Bioelectrical impedance analysis (BIA) is a method of assessing body composition and its use in ICU patients has progressively increased (3). BIA measures impedance by applying a current through the body. The impedance consists of two components: resistance (R) and reactance (Xc). Human tissues have different contents of fluid and conducting electrolytes, thus the resistance of tissues is different. Human cell membranes and tissue interfaces can affect capacitive reactance. Therefore, body composition can be estimated by using BIA. Several studies have confirmed that BIA was a useful tool for assessing body composition and has a good relative agreement with dual-energy X-ray absorptiometry (DXA) in children (4, 5). Moreover, BIA is a portable, easy-to-use, non-invasive, and low-cost method. For this reason, coupled with children’s comfort and cooperation, BIA is significantly appropriate for children in daily clinical practice.

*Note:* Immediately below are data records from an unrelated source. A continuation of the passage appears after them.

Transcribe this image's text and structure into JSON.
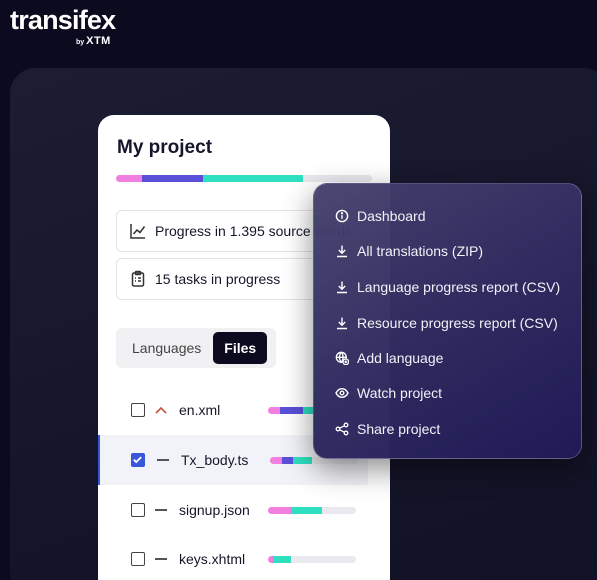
{
  "brand": {
    "name": "transifex",
    "by": "by",
    "partner": "XTM"
  },
  "project": {
    "title": "My project",
    "progress": [
      {
        "fraction": 0.1,
        "color": "#f27ee0"
      },
      {
        "fraction": 0.24,
        "color": "#5a4fd8"
      },
      {
        "fraction": 0.39,
        "color": "#2ee0c0"
      }
    ],
    "progress_text": "Progress in 1.395 source words",
    "tasks_text": "15 tasks in progress",
    "tabs": [
      {
        "label": "Languages",
        "active": false
      },
      {
        "label": "Files",
        "active": true
      }
    ],
    "files": [
      {
        "name": "en.xml",
        "checked": false,
        "marker": "chevron-up",
        "bar": [
          [
            "#f27ee0",
            0.14
          ],
          [
            "#5a4fd8",
            0.26
          ],
          [
            "#2ee0c0",
            0.12
          ]
        ]
      },
      {
        "name": "Tx_body.ts",
        "checked": true,
        "marker": "dash",
        "bar": [
          [
            "#f27ee0",
            0.14
          ],
          [
            "#5a4fd8",
            0.12
          ],
          [
            "#2ee0c0",
            0.22
          ]
        ]
      },
      {
        "name": "signup.json",
        "checked": false,
        "marker": "dash",
        "bar": [
          [
            "#f27ee0",
            0.26
          ],
          [
            "#2ee0c0",
            0.35
          ]
        ]
      },
      {
        "name": "keys.xhtml",
        "checked": false,
        "marker": "dash",
        "bar": [
          [
            "#f27ee0",
            0.06
          ],
          [
            "#2ee0c0",
            0.2
          ]
        ]
      }
    ]
  },
  "menu": {
    "items": [
      {
        "label": "Dashboard",
        "icon": "info-icon"
      },
      {
        "label": "All translations (ZIP)",
        "icon": "download-icon"
      },
      {
        "label": "Language progress report (CSV)",
        "icon": "download-icon"
      },
      {
        "label": "Resource progress report (CSV)",
        "icon": "download-icon"
      },
      {
        "label": "Add language",
        "icon": "globe-plus-icon"
      },
      {
        "label": "Watch project",
        "icon": "eye-icon"
      },
      {
        "label": "Share project",
        "icon": "share-icon"
      }
    ]
  }
}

Recently, some studies have pointed out that BIA can be served as a good predictor to evaluate the disease severity among critically ill adults (6), especially BIA-derived phase angle (PhA). PhA was calculated using the following equation: PhA = (Xc/R)×(180/π). It can reflect the integrity of the cellular membrane, total body cell mass, and hydration status of the body (4, 5). Lower PhA always represent the poorer the prognosis. A systematic review found PhA seemed to be a good indicator of mortality in many clinical situations (7). However, studies on assessing the association between BIA measurements parameters and clinical outcomes in PICU patients are lacking.

This present study aimed to determine whether BIA measurements parameters on PICU admission independently predicts adverse clinical outcomes among critically ill children.

Materials and Methods

Study Design and Setting

We conducted a prospective observational single-center study at the PICU of a tertiary hospital from March 2019 to November 2021. Our PICU is a mixed ICU that receives medical and surgical patients. This study was approved by the Chengdu Women’s and Children’s Central Hospital in Sichuan, China [Registration No. 2019(11)].

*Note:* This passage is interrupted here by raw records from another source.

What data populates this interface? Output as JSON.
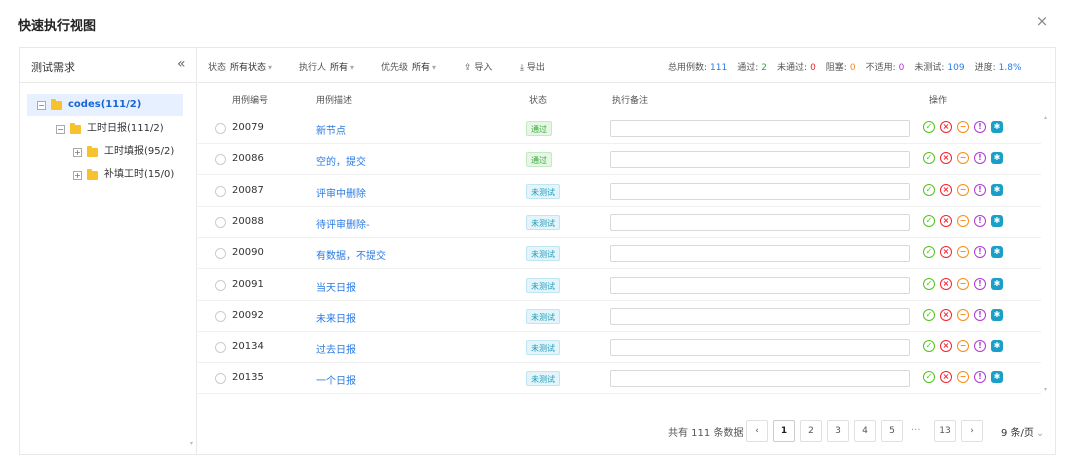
{
  "dialog": {
    "title": "快速执行视图",
    "close_label": "×"
  },
  "left": {
    "title": "测试需求",
    "collapse_label": "«",
    "tree": [
      {
        "label": "codes(111/2)",
        "toggle": "−",
        "selected": true
      },
      {
        "label": "工时日报(111/2)",
        "toggle": "−"
      },
      {
        "label": "工时填报(95/2)",
        "toggle": "+"
      },
      {
        "label": "补填工时(15/0)",
        "toggle": "+"
      }
    ]
  },
  "toolbar": {
    "status_label": "状态",
    "status_value": "所有状态",
    "executor_label": "执行人",
    "executor_value": "所有",
    "priority_label": "优先级",
    "priority_value": "所有",
    "import_label": "导入",
    "export_label": "导出",
    "caret": "▾"
  },
  "stats": {
    "total_label": "总用例数:",
    "total": "111",
    "pass_label": "通过:",
    "pass": "2",
    "fail_label": "未通过:",
    "fail": "0",
    "block_label": "阻塞:",
    "block": "0",
    "na_label": "不适用:",
    "na": "0",
    "untested_label": "未测试:",
    "untested": "109",
    "progress_label": "进度:",
    "progress": "1.8%",
    "colors": {
      "total": "#2a7ae2",
      "pass": "#3aa63a",
      "fail": "#f5222d",
      "block": "#fa8c16",
      "na": "#b037d6",
      "untested": "#2a7ae2",
      "progress": "#2a7ae2"
    }
  },
  "table": {
    "headers": {
      "id": "用例编号",
      "desc": "用例描述",
      "status": "状态",
      "note": "执行备注",
      "ops": "操作"
    },
    "rows": [
      {
        "id": "20079",
        "desc": "新节点",
        "status": "通过",
        "kind": "pass"
      },
      {
        "id": "20086",
        "desc": "空的，提交",
        "status": "通过",
        "kind": "pass"
      },
      {
        "id": "20087",
        "desc": "评审中删除",
        "status": "未测试",
        "kind": "untested"
      },
      {
        "id": "20088",
        "desc": "待评审删除-",
        "status": "未测试",
        "kind": "untested"
      },
      {
        "id": "20090",
        "desc": "有数据，不提交",
        "status": "未测试",
        "kind": "untested"
      },
      {
        "id": "20091",
        "desc": "当天日报",
        "status": "未测试",
        "kind": "untested"
      },
      {
        "id": "20092",
        "desc": "未来日报",
        "status": "未测试",
        "kind": "untested"
      },
      {
        "id": "20134",
        "desc": "过去日报",
        "status": "未测试",
        "kind": "untested"
      },
      {
        "id": "20135",
        "desc": "一个日报",
        "status": "未测试",
        "kind": "untested"
      }
    ],
    "ops_icons": [
      "check-circle-icon",
      "x-circle-icon",
      "minus-circle-icon",
      "info-circle-icon",
      "bug-icon"
    ],
    "ops_glyphs": [
      "✓",
      "×",
      "−",
      "!",
      "✱"
    ]
  },
  "pagination": {
    "total_text": "共有 111 条数据",
    "prev": "‹",
    "next": "›",
    "pages": [
      "1",
      "2",
      "3",
      "4",
      "5"
    ],
    "dots": "···",
    "last": "13",
    "page_size": "9 条/页",
    "page_size_caret": "⌄"
  }
}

Inclusion criteria were patients admitted to the PICU with an age range of 1–18 years. The exclusion criteria were as follows: (1) patients with any amputation, or with skin injury on the area where the electrodes of the BIA instrument would be placed, (2) underwent dialysis 2 h before BIA, (3) with congenital chromosomal abnormalities or hereditary metabolic diseases, (4) with serious errors in their BIA results. Written informed consent was obtained from parents and/or legal guardians.

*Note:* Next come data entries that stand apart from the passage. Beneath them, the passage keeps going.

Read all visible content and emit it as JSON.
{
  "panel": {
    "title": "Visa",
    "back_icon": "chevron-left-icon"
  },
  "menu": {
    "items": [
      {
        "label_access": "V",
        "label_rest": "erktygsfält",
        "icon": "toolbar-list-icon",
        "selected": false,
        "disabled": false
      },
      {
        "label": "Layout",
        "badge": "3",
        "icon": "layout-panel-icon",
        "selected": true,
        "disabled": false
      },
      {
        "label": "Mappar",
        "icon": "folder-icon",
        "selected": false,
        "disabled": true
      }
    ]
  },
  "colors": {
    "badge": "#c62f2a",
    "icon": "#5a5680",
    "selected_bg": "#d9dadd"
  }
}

Anthropometric Measurement and Classification of Nutritional Status

Anthropometric measurement was performed in the first 24 h of admission. To reduce the possibility of errors, all measurements were performed by a trained PICU physician. Weight was measured using a scale that was calibrated for accuracy before each use. Infants were weighed using a scale accurate to 5 g. Children who could not be weighed standing were held by an adult. The child’s weight was obtained by subtracting the weight of the adult from the total weight of the child and adult. Children aged 3 years or younger assumed the supine position for the measurement. Length was measured using a pediatric anthropometer with an accuracy of 0.1 cm. In children aged older than 3 years, height was measured using a stadimeter with an accuracy of 0.1 cm. In children whose condition prevented the use of conventional measuring techniques (e.g., patients who were mechanically ventilated or taking vasoactive drugs and above 1 m), the ulna length was measured using a pediatric anthropometer. Height and length prediction was extrapolated by Gauld et al. (8). Arm muscle circumference (AMC) was measured using a metric tape marked in 0.5-cm increments. Measurements were taken at the midpoint of the distance between the acromion and olecranon with the arm extended along the body.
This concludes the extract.